Einige Spezialitäten der korsischen Küche sind allerdings nur hartgesottenen Connaisseuren zu empfehlen. Zum Beispiel «fromage de tête». Den findet man nicht an der Käsetheke, sondern in der Charcuterie, denn es handelt sich dabei um eine Art Terrine aus pikant abgeschmecktem Schweinskopf. Dagegen ist der «casgiu merzu» zwar ein waschechter «Fromage», aber schon sein Name (wörtlich übersetzt: fauler Käse) lässt ahnen, dass es einige Überwindung kostet, hier herzhaft zuzubeissen, denn nicht nur die «Odeur» dieser Spezialität wirkt im wahrsten Sinne des Wortes umwerfend. Wer Innereien schätzt, sollte «tripes aux herbes de macchia» probieren, pikant mit wilden Kräutern abgeschmeckte Lamm- oder Kalbskutteln. Vogelfreunde müssen dagegen gut überlegen, ob sie bei «pâté de sansonnet» zugreifen wollen. Die wird nämlich aus Starenfleisch zubereitet und hat die bei Korsen beliebte Amselpastete («pâté de merle») abgelöst, nachdem die Jagd auf den Singvogel mittlerweile verboten ist.

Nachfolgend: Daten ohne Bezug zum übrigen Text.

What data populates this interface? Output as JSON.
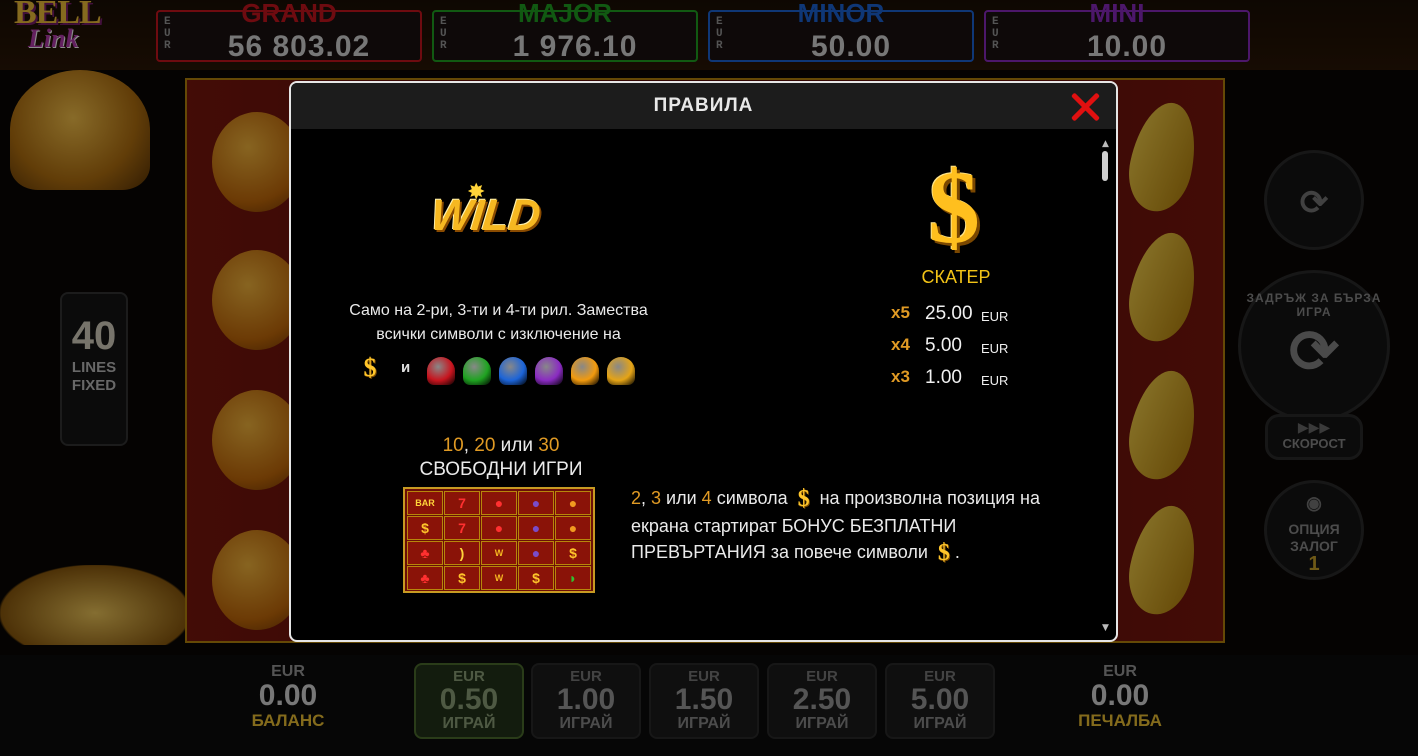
{
  "game": {
    "logo_line1": "BELL",
    "logo_line2": "Link"
  },
  "jackpots": [
    {
      "name": "GRAND",
      "currency": "EUR",
      "value": "56 803.02",
      "color": "#c8141e"
    },
    {
      "name": "MAJOR",
      "currency": "EUR",
      "value": "1 976.10",
      "color": "#1fa321"
    },
    {
      "name": "MINOR",
      "currency": "EUR",
      "value": "50.00",
      "color": "#1c64d8"
    },
    {
      "name": "MINI",
      "currency": "EUR",
      "value": "10.00",
      "color": "#8a2bc2"
    }
  ],
  "lines": {
    "count": "40",
    "label1": "LINES",
    "label2": "FIXED"
  },
  "controls": {
    "fast_play": "ЗАДРЪЖ ЗА БЪРЗА ИГРА",
    "speed": "СКОРОСТ",
    "bet_option_label1": "ОПЦИЯ",
    "bet_option_label2": "ЗАЛОГ",
    "bet_option_value": "1"
  },
  "bottom": {
    "balance": {
      "currency": "EUR",
      "value": "0.00",
      "label": "БАЛАНС"
    },
    "win": {
      "currency": "EUR",
      "value": "0.00",
      "label": "ПЕЧАЛБА"
    },
    "bets": [
      {
        "currency": "EUR",
        "value": "0.50",
        "label": "ИГРАЙ",
        "selected": true
      },
      {
        "currency": "EUR",
        "value": "1.00",
        "label": "ИГРАЙ",
        "selected": false
      },
      {
        "currency": "EUR",
        "value": "1.50",
        "label": "ИГРАЙ",
        "selected": false
      },
      {
        "currency": "EUR",
        "value": "2.50",
        "label": "ИГРАЙ",
        "selected": false
      },
      {
        "currency": "EUR",
        "value": "5.00",
        "label": "ИГРАЙ",
        "selected": false
      }
    ]
  },
  "modal": {
    "title": "ПРАВИЛА",
    "wild": {
      "logo": "WILD",
      "desc_line1": "Само на 2-ри, 3-ти и 4-ти рил. Замества",
      "desc_line2": "всички символи с изключение на",
      "and": "и",
      "bell_colors": [
        "#c8141e",
        "#1fa321",
        "#1c64d8",
        "#8a2bc2",
        "#f29a0e",
        "#e5a416"
      ]
    },
    "scatter": {
      "symbol": "$",
      "label": "СКАТЕР",
      "pays": [
        {
          "mult": "x5",
          "value": "25.00",
          "currency": "EUR"
        },
        {
          "mult": "x4",
          "value": "5.00",
          "currency": "EUR"
        },
        {
          "mult": "x3",
          "value": "1.00",
          "currency": "EUR"
        }
      ]
    },
    "free_games": {
      "n1": "10",
      "sep": ", ",
      "n2": "20",
      "or": " или ",
      "n3": "30",
      "title": "СВОБОДНИ ИГРИ"
    },
    "bonus": {
      "n1": "2",
      "sep": ", ",
      "n2": "3",
      "or": " или ",
      "n3": "4",
      "text1": " символа ",
      "text2": " на произволна позиция на екрана стартират БОНУС БЕЗПЛАТНИ ПРЕВЪРТАНИЯ за повече символи ",
      "end": "."
    }
  }
}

Um den gesamten Kosmos korsischer Esskultur kennenzulernen, gibt es natürlich keinen besseren Weg als den Bummel über einen der bunten Wochenmärkte der Insel, die in der Regel von Dienstag bis Sonntag stattfinden. Besonders lohnend ist der Rundgang in Bastia (vor allem am Wochenende). Als schönster Markt der Insel gilt den meisten aber der von Ajaccio. An fast allen Ständen kann hier unter den Augen eines Napoleondenkmals ausgiebig geplauscht und probiert werden, während der Duft von Käse, Schinken und frischen Macchiakräutern die Luft zum Vibrieren bringt. In jedem Fall eine Reise wert.